Com relação à utilidade que todas as atividades teriam no desenvolvimento de fluência, Wood (2001) argumenta que, embora possam constribuir para a aprendizagem da língua como um todo, nem todas levam à fluência oral: para o autor,

são irrelevantes, por exemplo, os exercícios gramaticais mecânicos; a leitura, nesse aspecto, também é um insumo fraco se considerado especificamente para melhoria da fluência oral, e as atividades escritas também ajudam pouco: escrever é caracterizado por um maior grau de construção de períodos e integração de orações, o que ocorre de modo diferente na fala natural.

Com relação às características fonológicas, é preciso ter em mente que o inglês, especialmente se usado como língua internacional, apresenta diferentes variantes nas diversas regiões do mundo e situações em que é falado. Tenho a mesma opinião de Ramos (2009, p. 55) quando argumenta que é “preciso refletir até que ponto as interferências e transferências fonológicas que nossos alunos demonstram, efetivamente, constituem um impedimento à comunicação”. É necessário lembrar ainda, como continua a autora, que a produção fonológica em língua inglesa é tarefa das mais complexas.

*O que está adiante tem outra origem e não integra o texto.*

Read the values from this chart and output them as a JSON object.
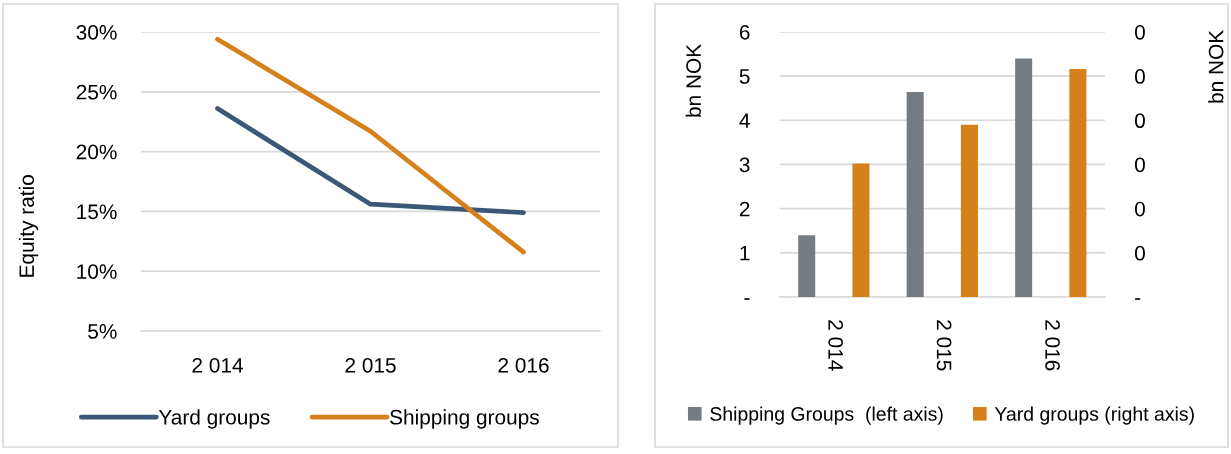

Apresentei, nesta subseção, uma análise dos dados coletados por meio de entrevistas no que dizem respeito à fluência oral concebida como instrumento para comunicação. Passo a explorar, na seção seguinte, como as concepções da professora Alice sobre fluência, nessa perspectiva de instrumento para comunicação, influenciaram suas práticas de sala de aula, incluindo a avaliação da aprendizagem, no que tange à oralidade dos alunos.